The Value of the Kingdom of Heaven-2

by Wayne Jackson
This article is the second part of an article on the Value of the Kingdom of Heaven
(Christian Courier –

The Kingdom: Worthy of Our Sacrifices

Another similarity between these two parables in Matt 13:44, 45 is the fact that both emphasize the deep sacrifice that one must be willing to make to obtain the blessings associated with the Lord’s kingdom.

In each case the man was willing to sell “all that he had” in order to embrace his treasure or pearl. Let us reflect upon some of the sacrifices that one must be willing to make on behalf of the Lord’s kingdom.

The Sacrifice of Self

The initial sacrifice that must be made in order to partake of the kingdom blessings is that of the sacrifice of oneself. Jesus taught that the person who would follow him must “deny himself” (Luke 9:23).

The hardest task that any of us will ever have is thrusting our own interests to the background and seeking the kingdom first (Matt. 6:33), but that is precisely what is required.

Paul left us a model for emulation: “I have been crucified with Christ; it is no longer I that liveth, but Christ liveth in me…” (Gal. 3:20).

There are far too many within the family of God who treat membership in the body of Christ as if it were a hobby, some sort of civic organization, or a mere weekend exercise.

Many years ago, a man approached me expressing an interest in being baptized. As we talked, he made it clear that he had no intention of ceasing some of his vile habits or even attending worship services. He felt that if he were simply immersed that would be sufficient to obtain his hope of heaven. Needless to say, I did not accommodate his lack of commitment.

The Sacrifice of Relationships

One must be willing, if necessary, to sacrifice even family and friends for the cause of Christ. Jesus demanded:
bq. “He who loves father or mother more than me is not worthy of me; and he that loves son or daughter more than me is not worthy of me” (Matt. 10:37).

A young lady, seventeen years of age, was taught the gospel and happily embraced it. Her parents forbade her to attend worship. She would slip out of her upstairs window, climb down a tree, and make her way to services. Ultimately she won permission to serve God unrestricted; today, she is a faithful Christian grandmother!

The Sacrifice of Resources

A genuine Christian will sacrifice his time, talents, and money in the interests of the kingdom of God.

The parable of the talents (Matt. 25) is a somber warning of the consequences of failing to use what the Lord has placed at our disposal. Once one determines that he will truly give himself to God (2 Cor. 8:5), everything else will fall into place. As a favorite song has it, “heaven will be worth it all.”

We must all encourage one another to attempt to better catch the spirit of these two parables. Clearly they emphasize the value of the eternal, and the effort that must be expended in that interest.
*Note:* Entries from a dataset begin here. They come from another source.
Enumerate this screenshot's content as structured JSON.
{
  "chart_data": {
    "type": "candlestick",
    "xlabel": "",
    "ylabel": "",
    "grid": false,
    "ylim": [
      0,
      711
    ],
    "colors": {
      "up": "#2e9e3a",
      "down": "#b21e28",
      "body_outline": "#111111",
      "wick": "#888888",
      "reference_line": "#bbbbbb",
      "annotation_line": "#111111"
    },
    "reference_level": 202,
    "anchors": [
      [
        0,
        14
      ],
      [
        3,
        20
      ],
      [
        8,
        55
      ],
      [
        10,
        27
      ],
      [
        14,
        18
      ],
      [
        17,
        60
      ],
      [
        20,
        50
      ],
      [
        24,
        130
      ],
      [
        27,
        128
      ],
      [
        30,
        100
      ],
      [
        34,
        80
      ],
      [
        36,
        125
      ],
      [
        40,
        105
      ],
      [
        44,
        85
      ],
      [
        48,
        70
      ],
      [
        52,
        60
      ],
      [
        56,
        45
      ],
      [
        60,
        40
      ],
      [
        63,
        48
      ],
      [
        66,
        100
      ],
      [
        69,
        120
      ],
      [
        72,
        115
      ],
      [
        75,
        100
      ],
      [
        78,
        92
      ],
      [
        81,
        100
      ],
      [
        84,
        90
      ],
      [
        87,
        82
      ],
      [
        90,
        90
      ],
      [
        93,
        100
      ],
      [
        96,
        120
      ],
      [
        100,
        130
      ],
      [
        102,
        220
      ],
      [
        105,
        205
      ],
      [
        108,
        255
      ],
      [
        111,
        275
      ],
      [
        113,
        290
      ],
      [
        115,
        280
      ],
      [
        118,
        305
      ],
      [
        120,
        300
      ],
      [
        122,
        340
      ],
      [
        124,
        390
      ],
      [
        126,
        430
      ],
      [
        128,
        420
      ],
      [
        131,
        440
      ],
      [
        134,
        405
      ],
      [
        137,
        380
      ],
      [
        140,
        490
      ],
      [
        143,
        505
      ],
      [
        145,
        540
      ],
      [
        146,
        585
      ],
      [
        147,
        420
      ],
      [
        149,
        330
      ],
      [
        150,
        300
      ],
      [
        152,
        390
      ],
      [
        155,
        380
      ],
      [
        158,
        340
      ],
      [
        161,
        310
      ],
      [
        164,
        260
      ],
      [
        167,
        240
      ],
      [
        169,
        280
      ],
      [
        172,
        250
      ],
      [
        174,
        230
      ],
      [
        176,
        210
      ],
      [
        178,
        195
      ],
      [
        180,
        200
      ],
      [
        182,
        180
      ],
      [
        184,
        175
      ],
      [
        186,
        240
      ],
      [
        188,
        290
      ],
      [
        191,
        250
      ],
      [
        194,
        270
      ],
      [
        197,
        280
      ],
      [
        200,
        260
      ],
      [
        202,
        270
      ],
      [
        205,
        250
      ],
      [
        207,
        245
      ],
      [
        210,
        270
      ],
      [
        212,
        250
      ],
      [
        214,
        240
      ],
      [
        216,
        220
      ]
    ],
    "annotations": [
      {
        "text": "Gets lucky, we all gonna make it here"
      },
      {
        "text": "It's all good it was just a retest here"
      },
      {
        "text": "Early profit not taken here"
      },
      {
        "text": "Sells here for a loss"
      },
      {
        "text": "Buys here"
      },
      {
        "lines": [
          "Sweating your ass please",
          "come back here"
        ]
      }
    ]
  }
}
A Difference Between the Two Parables

A significant difference between the parable of the hidden treasure, and that of the pearl of great price, would seem to be that in the former, the man accidentally “found” the treasure, whereas in the latter narrative, the merchant was “seeking” the goodly pearl. Perhaps this represents two classes of persons which are exposed to the gospel.

On the one hand, there are those who are pursuing their lives, busily engaged in daily activities, and who are wholly unaware of what they are missing by ignoring spiritual realities. They may be exposed to the truth by means of a neighbor, a tract, or some other method of evangelism, and thus be thrilled with their new discovery. They stumble over the Word of grace, recognize its value, and readily receive it.

The Samaritan woman in John 4 may be an example of such. When she went for water to Jacob’s well that day, little did she dream that she would find the treasure of spiritual water whereby her thirst could be quenched eternally.

Then, on the other hand, there are those who know their lives are disheveled. They are so very unhappy, and are looking for something to provide them with contentment of soul.

In their hunger and thirst for righteousness they discover, perhaps with the assistance of the unseen hand of Providence, the pure gospel and forsake all to possess it.

Nicodemas, who sought out the Savior by night (John 3), appears to have had this frame of mind.

What thrilling truths the Master’s parables contain. Let us explore them with great diligence.